Namely, that “EU member states are obligated to comply with the Convention or, more precisely, with provisions incorporating and developing the Convention in the law of society. These obligations are enforceable on Member States before the Court of Justice of the European Union by the European Commission, the lawyers emphasized.
As the Constitutional Court has said since the 1980s, public authorities must “protect and improve the quality of life and defend and reform the environment.” Argument line in line with the statements of European justice.
Currently, there is an initiative to include in the Rome Statute of the International Criminal Court a new crime Ecocid It aims to punish certain actions that cause serious damage to the environment, so that we have to remain attentive to how this initiative is implemented”, warned Garrigues Sustainable.
Administrative offenses and offenses
Empty criteria. In Spain, attacks on the environment are punished by two large sets of rules: criminal and administrative. This means that the act can be punished as a crime or as an environmental crime. As the Supreme Court said, to determine this, it will be necessary to be in the specific case and see the seriousness of the damage or the severity of the polluting act. But in practice, this state of demarcation generates enormous “difficulty,” as Jesus Sedano explains, Lawyer Recorded by Uriah Menendez. In fact, the Supreme Court described the environmental offense under Article 325 of the Penal Code as a “partly empty” rule.

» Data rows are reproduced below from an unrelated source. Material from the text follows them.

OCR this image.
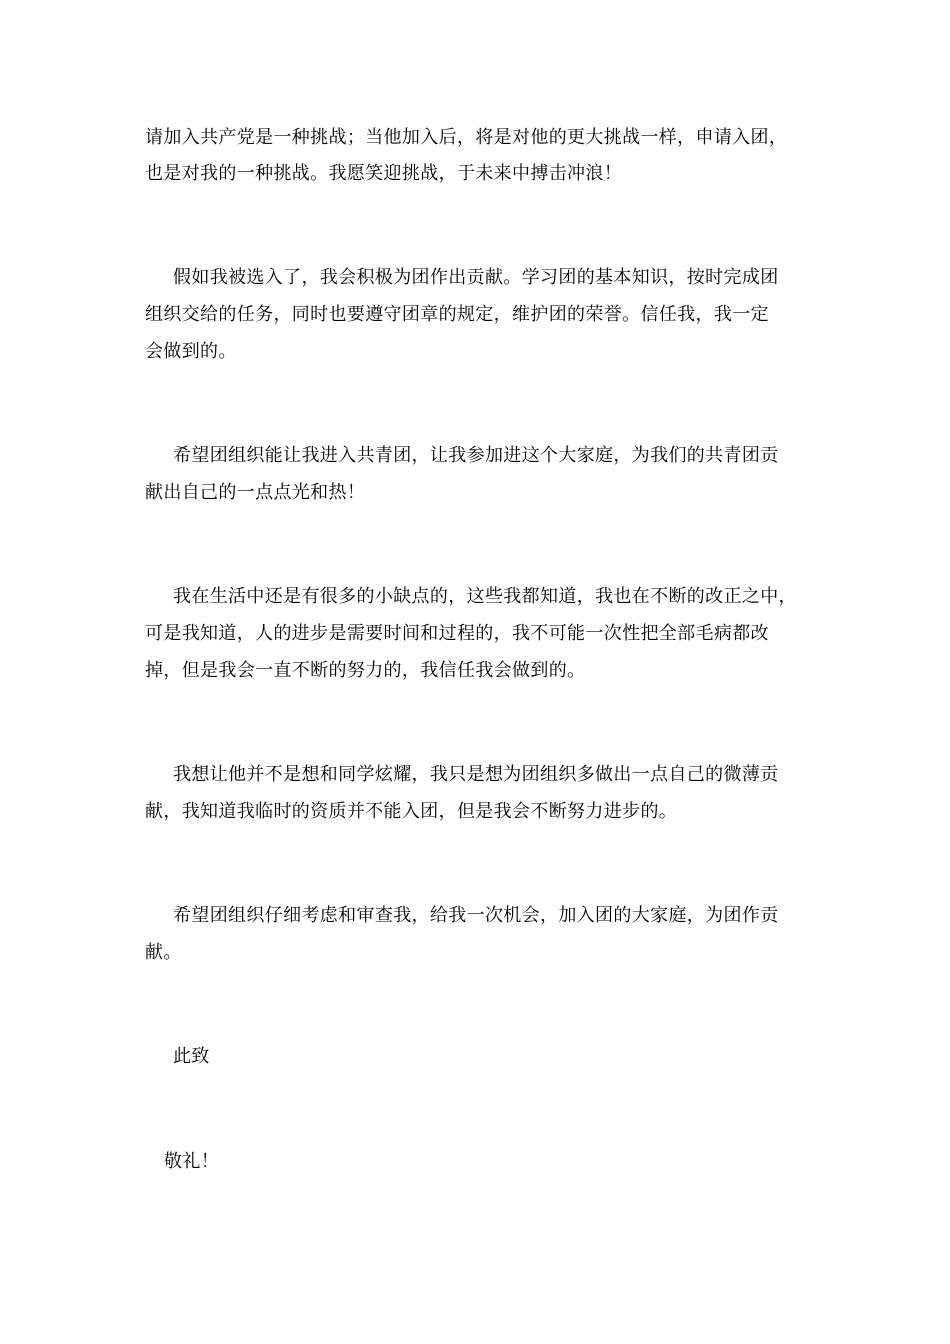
请加入共产党是一种挑战；当他加入后，将是对他的更大挑战一样，申请入团，
也是对我的一种挑战。我愿笑迎挑战，于未来中搏击冲浪！
假如我被选入了，我会积极为团作出贡献。学习团的基本知识，按时完成团
组织交给的任务，同时也要遵守团章的规定，维护团的荣誉。信任我，我一定
会做到的。
希望团组织能让我进入共青团，让我参加进这个大家庭，为我们的共青团贡
献出自己的一点点光和热！
我在生活中还是有很多的小缺点的，这些我都知道，我也在不断的改正之中，
可是我知道，人的进步是需要时间和过程的，我不可能一次性把全部毛病都改
掉，但是我会一直不断的努力的，我信任我会做到的。
我想让他并不是想和同学炫耀，我只是想为团组织多做出一点自己的微薄贡
献，我知道我临时的资质并不能入团，但是我会不断努力进步的。
希望团组织仔细考虑和审查我，给我一次机会，加入团的大家庭，为团作贡
献。
此致
敬礼！
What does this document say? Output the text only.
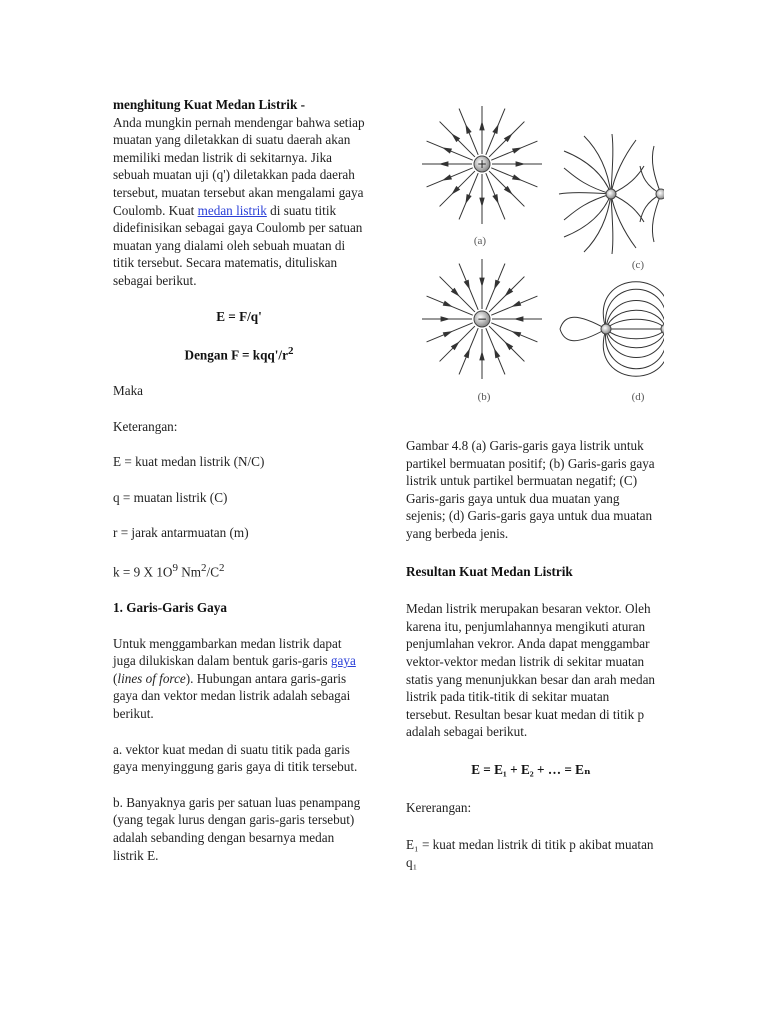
menghitung Kuat Medan Listrik -
Anda mungkin pernah mendengar bahwa setiap muatan yang diletakkan di suatu daerah akan memiliki medan listrik di sekitarnya. Jika sebuah muatan uji (q') diletakkan pada daerah tersebut, muatan tersebut akan mengalami gaya Coulomb. Kuat medan listrik di suatu titik didefinisikan sebagai gaya Coulomb per satuan muatan yang dialami oleh sebuah muatan di titik tersebut. Secara matematis, dituliskan sebagai berikut.

E = F/q'

Dengan $F = kqq'/r^2$

Maka

Keterangan:

E = kuat medan listrik (N/C)

q = muatan listrik (C)

r = jarak antarmuatan (m)

k = 9 X $1O^9$ $Nm^2/C^2$

1. Garis-Garis Gaya

Untuk menggambarkan medan listrik dapat juga dilukiskan dalam bentuk garis-garis gaya (lines of force). Hubungan antara garis-garis gaya dan vektor medan listrik adalah sebagai berikut.

a. vektor kuat medan di suatu titik pada garis gaya menyinggung garis gaya di titik tersebut.

b. Banyaknya garis per satuan luas penampang (yang tegak lurus dengan garis-garis tersebut) adalah sebanding dengan besarnya medan listrik E.

+
−
(a)
(c)
(b)	(d)

Gambar 4.8 (a) Garis-garis gaya listrik untuk partikel bermuatan positif; (b) Garis-garis gaya listrik untuk partikel bermuatan negatif; (C) Garis-garis gaya untuk dua muatan yang sejenis; (d) Garis-garis gaya untuk dua muatan yang berbeda jenis.

Resultan Kuat Medan Listrik

Medan listrik merupakan besaran vektor. Oleh karena itu, penjumlahannya mengikuti aturan penjumlahan vekror. Anda dapat menggambar vektor-vektor medan listrik di sekitar muatan statis yang menunjukkan besar dan arah medan listrik pada titik-titik di sekitar muatan tersebut. Resultan besar kuat medan di titik p adalah sebagai berikut.

E = E₁ + E₂ + … = Eₙ

Kererangan:

E₁ = kuat medan listrik di titik p akibat muatan q₁
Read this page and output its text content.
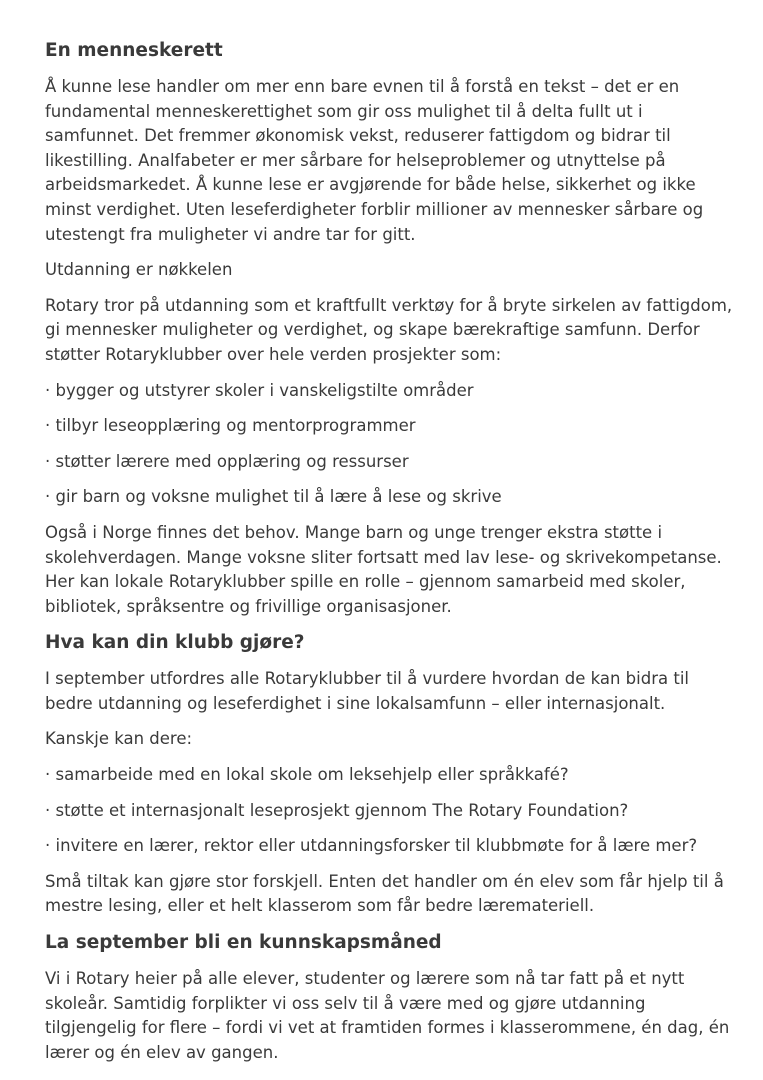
En menneskerett

Å kunne lese handler om mer enn bare evnen til å forstå en tekst – det er en fundamental menneskerettighet som gir oss mulighet til å delta fullt ut i samfunnet. Det fremmer økonomisk vekst, reduserer fattigdom og bidrar til likestilling. Analfabeter er mer sårbare for helseproblemer og utnyttelse på arbeidsmarkedet. Å kunne lese er avgjørende for både helse, sikkerhet og ikke minst verdighet. Uten leseferdigheter forblir millioner av mennesker sårbare og utestengt fra muligheter vi andre tar for gitt.

Utdanning er nøkkelen

Rotary tror på utdanning som et kraftfullt verktøy for å bryte sirkelen av fattigdom, gi mennesker muligheter og verdighet, og skape bærekraftige samfunn. Derfor støtter Rotaryklubber over hele verden prosjekter som:

· bygger og utstyrer skoler i vanskeligstilte områder

· tilbyr leseopplæring og mentorprogrammer

· støtter lærere med opplæring og ressurser

· gir barn og voksne mulighet til å lære å lese og skrive

Også i Norge finnes det behov. Mange barn og unge trenger ekstra støtte i skolehverdagen. Mange voksne sliter fortsatt med lav lese- og skrivekompetanse. Her kan lokale Rotaryklubber spille en rolle – gjennom samarbeid med skoler, bibliotek, språksentre og frivillige organisasjoner.

Hva kan din klubb gjøre?

I september utfordres alle Rotaryklubber til å vurdere hvordan de kan bidra til bedre utdanning og leseferdighet i sine lokalsamfunn – eller internasjonalt.

Kanskje kan dere:

· samarbeide med en lokal skole om leksehjelp eller språkkafé?

· støtte et internasjonalt leseprosjekt gjennom The Rotary Foundation?

· invitere en lærer, rektor eller utdanningsforsker til klubbmøte for å lære mer?

Små tiltak kan gjøre stor forskjell. Enten det handler om én elev som får hjelp til å mestre lesing, eller et helt klasserom som får bedre læremateriell.

La september bli en kunnskapsmåned

Vi i Rotary heier på alle elever, studenter og lærere som nå tar fatt på et nytt skoleår. Samtidig forplikter vi oss selv til å være med og gjøre utdanning tilgjengelig for flere – fordi vi vet at framtiden formes i klasserommene, én dag, én lærer og én elev av gangen.
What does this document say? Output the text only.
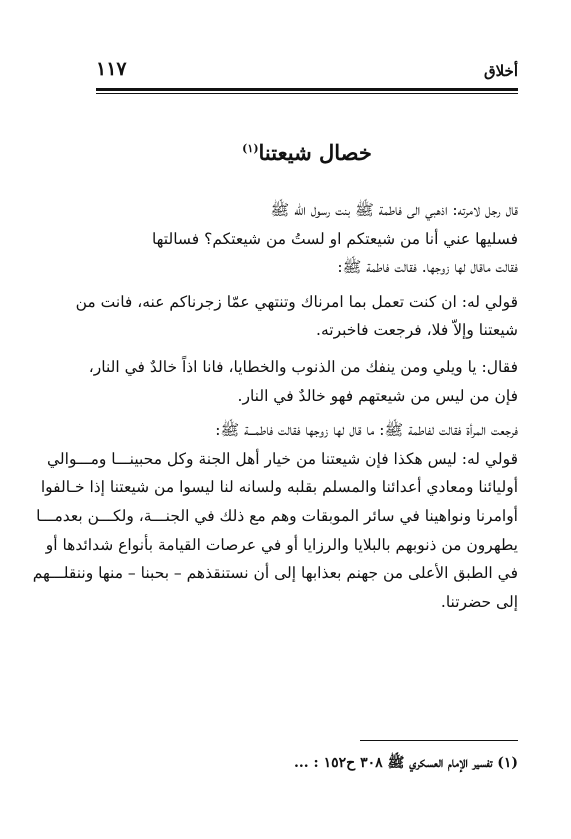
١١٧	أخلاق
خصال شيعتنا$^{(١)}$

قال رجل لامرته: اذهبي الى فاطمة ﷺ بنت رسول الله ﷺ
فسليها عني أنا من شيعتكم او لستُ من شيعتكم؟ فسالتها
فقالت ماقال لها زوجها. فقالت فاطمة ﷺ:

قولي له: ان كنت تعمل بما امرناك وتنتهي عمّا زجرناكم عنه، فانت من
شيعتنا وإلاّ فلا، فرجعت فاخبرته.

فقال: يا ويلي ومن ينفك من الذنوب والخطايا، فانا اذاً خالدٌ في النار،
فإن من ليس من شيعتهم فهو خالدٌ في النار.

فرجعت المرأة فقالت لفاطمة ﷺ: ما قال لها زوجها فقالت فاطمـــة ﷺ:
قولي له: ليس هكذا فإن شيعتنا من خيار أهل الجنة وكل محبينـــا ومـــوالي
أوليائنا ومعادي أعدائنا والمسلم بقلبه ولسانه لنا ليسوا من شيعتنا إذا خـالفوا
أوامرنا ونواهينا في سائر الموبقات وهم مع ذلك في الجنـــة، ولكـــن بعدمـــا
يطهرون من ذنوبهم بالبلايا والرزايا أو في عرصات القيامة بأنواع شدائدها أو
في الطبق الأعلى من جهنم بعذابها إلى أن نستنقذهم – بحبنا – منها وننقلـــهم
إلى حضرتنا.

(١) تفسير الإمام العسكري ﷺ ٣٠٨ ح١٥٢ : ...
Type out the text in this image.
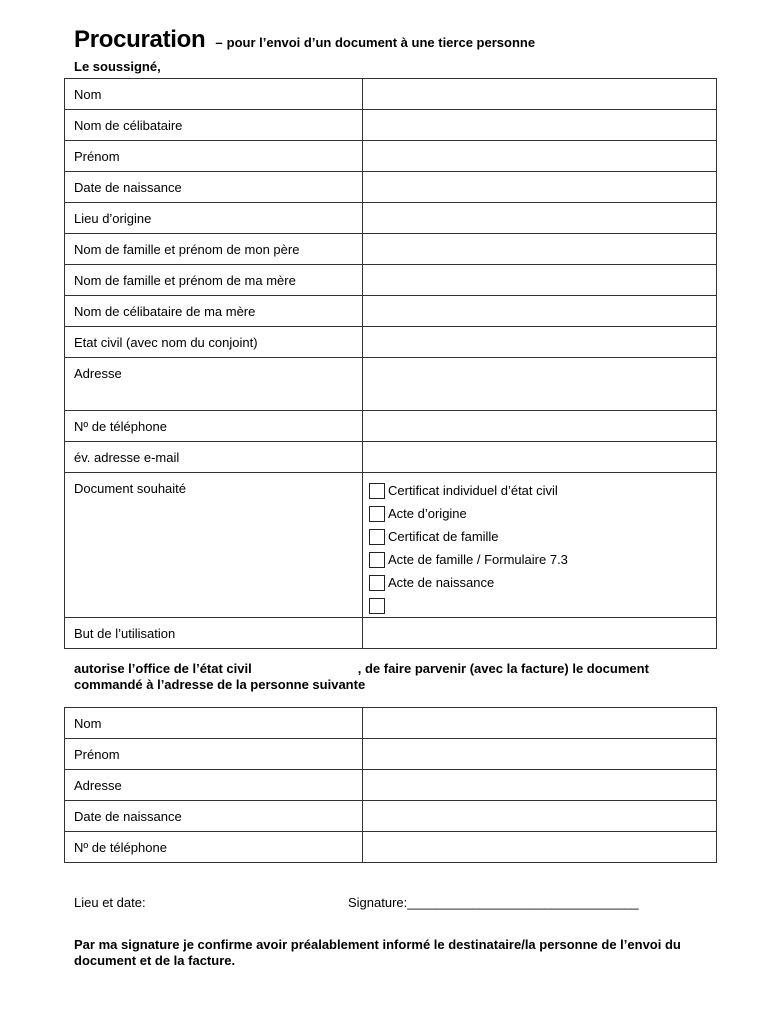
Procuration – pour l’envoi d’un document à une tierce personne
Le soussigné,
Nom	
Nom de célibataire	
Prénom	
Date de naissance	
Lieu d’origine	
Nom de famille et prénom de mon père	
Nom de famille et prénom de ma mère	
Nom de célibataire de ma mère	
Etat civil (avec nom du conjoint)	
Adresse	
Nº de téléphone	
év. adresse e-mail	
Document souhaité	Certificat individuel d’état civil
Acte d’origine
Certificat de famille
Acte de famille / Formulaire 7.3
Acte de naissance

But de l’utilisation	
autorise l’office de l’état civil	, de faire parvenir (avec la facture) le document commandé à l’adresse de la personne suivante
Nom	
Prénom	
Adresse	
Date de naissance	
Nº de téléphone	
Lieu et date:	Signature:________________________________
Par ma signature je confirme avoir préalablement informé le destinataire/la personne de l’envoi du document et de la facture.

This is because one requirement for it to occur is that it violates, specifically, “certain protective regulations for the environment” that may be of an administrative nature, says the attorney.
Nom twice at the same thing According to this principle, the same assumption cannot be punished more than once on the same basis. In practice, if the administration becomes aware that the facts may be criminally relevant, it sends the open administrative file to the Public Prosecutor’s Office. If there are signs of criminal liability, the procedure is suspended until the offender is resolved. If this ends with a conviction, the administrative file is saved. If not, it will be analyzed whether the administration can be reactivated and if any punishment can be imposed”, explains Urea Menendez’s lawyer. Which is that “recent reforms of the penal code have tended to facilitate its application when there are risks or damage to the environment” Thus, it is more and more frequent that there is a “leap into the criminal sphere”.